Invasion of Privacy - Christopher Reich
Maybe it has something to do with the growing income gap
between the one-percenters and the rest of the world, but when is the last time
you read a fiction novel about a billionaire who wasn’t… well, evil? It’s been
a while for me, and that’s a fact. On the other hand, I’ve read a lot of
evil-billionaire plots over the years and almost (please not, I said “almost”!)
feel sorry for the poor rich folks so maligned by authors. The latest of their
number is a tech guru named Ian Prince, who’s been manhandled – literarily, not
literally – by Christopher Reich in his latest, Invasion of Privacy.
Prince, by virtue of his vast fortune, is the villain –
the heroine is Mary Grant, freshly widowed mother of two whose late husband was
FBI agent Joe Grant. Joe’s dying voice mail message to Mary suggests that
something went terribly wrong, but no one at the FBI office will listen to her –
and then the message disappears. Determined to find out why the bureau seems to
be covering up the circumstances of Joe’s death, the young widow enlists the
aid of Tank Potter, an alcoholic journalist freshly fired from his job at a
local newspaper.
Grant and Potter skitter across the landscape in search
of clues about the mysterious “semaphore” – whose name Mary divined from a
bunch of triangular doodles Joe left on a scrap of paper (you gotta be
kidding). Prince and his henchmen, led by the stereotypical South African
ex-paratrooper, block their every move. What’s worse, Prince – who, through a
series of corporate takeovers, has somehow managed to take control of virtually
every form of modern communications – has put his massive supercomputers to
work to destroy Mary’s and Tank’s digital lives. |
Never fear, however: Mary Grant, fake FBI agent, is on
the job.
The tenth novel from the pen of Christopher Reich,
Invasion of Privacy takes place – for the most part – in my old stompin’

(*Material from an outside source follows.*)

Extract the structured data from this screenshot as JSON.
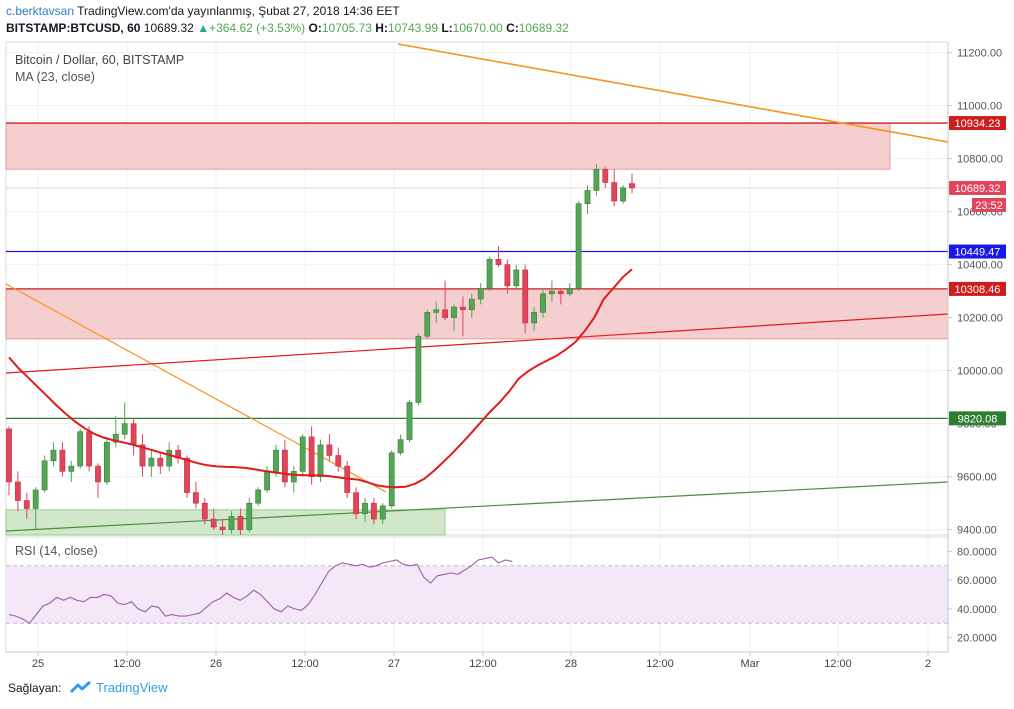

grounds around Austin, Texas. Reich, who lives in California, clearly knows
little about the town; getting distances and directions wrong and citing only
internet-famous and nonexistent localities. While he gets the name of the local
paper – The Austin American-Statesman – right, he misses out on the local joke
about the air route that connects Austin with San Jose, California: had he been
local, he’d have known it’s been nicknamed “the Nerd Bird.”
But never mind that quibble, because even without that
failing the novel is a mess. Start with the hackneyed “drunk reporter,” a “former
football hero” who works for his hometown paper. Continue with the hackneyed
South African mercenary, the overly routine “still hot thirty-something mother
of two,” and – of course – the evil billionaire. But most of all, consider the
utter stupidity of a plot that calls for a woman, widowed for less than two days,
to slip into her skinny jeans, grab her dead hubby’s badge and weapon, and get
down to investigating. And this whole government corruption plot? Give us a
break!
This is my third Reich novel (after The Devil’s Banker and The Patriot’s Club)
– it’s got a four-star average at the river, which is never a good sign. That’s
fitting, because this thriller is formulaic junk, filled with hackneyed plots –
the vengeful widow, the alky newsman redeems himself and the evil billionaire
controlling the world are just some of them. Reich falls flat in providing
motivation for his villain, and there is zero logic behind Prince’s ability to
manipulate every computer and every piece of software hos company touches. Get
real – a CEO who’s so hands-on he can still run any piece of software in a
massive communications conglomerate, and also manages to insert a backdoor into
all the software? I repeat: get real!
It’s fast-paced and just sexy enough for the
undiscerning, but thoughtful readers will want to steer clear of Invasion of
Privacy. It's just not all that good.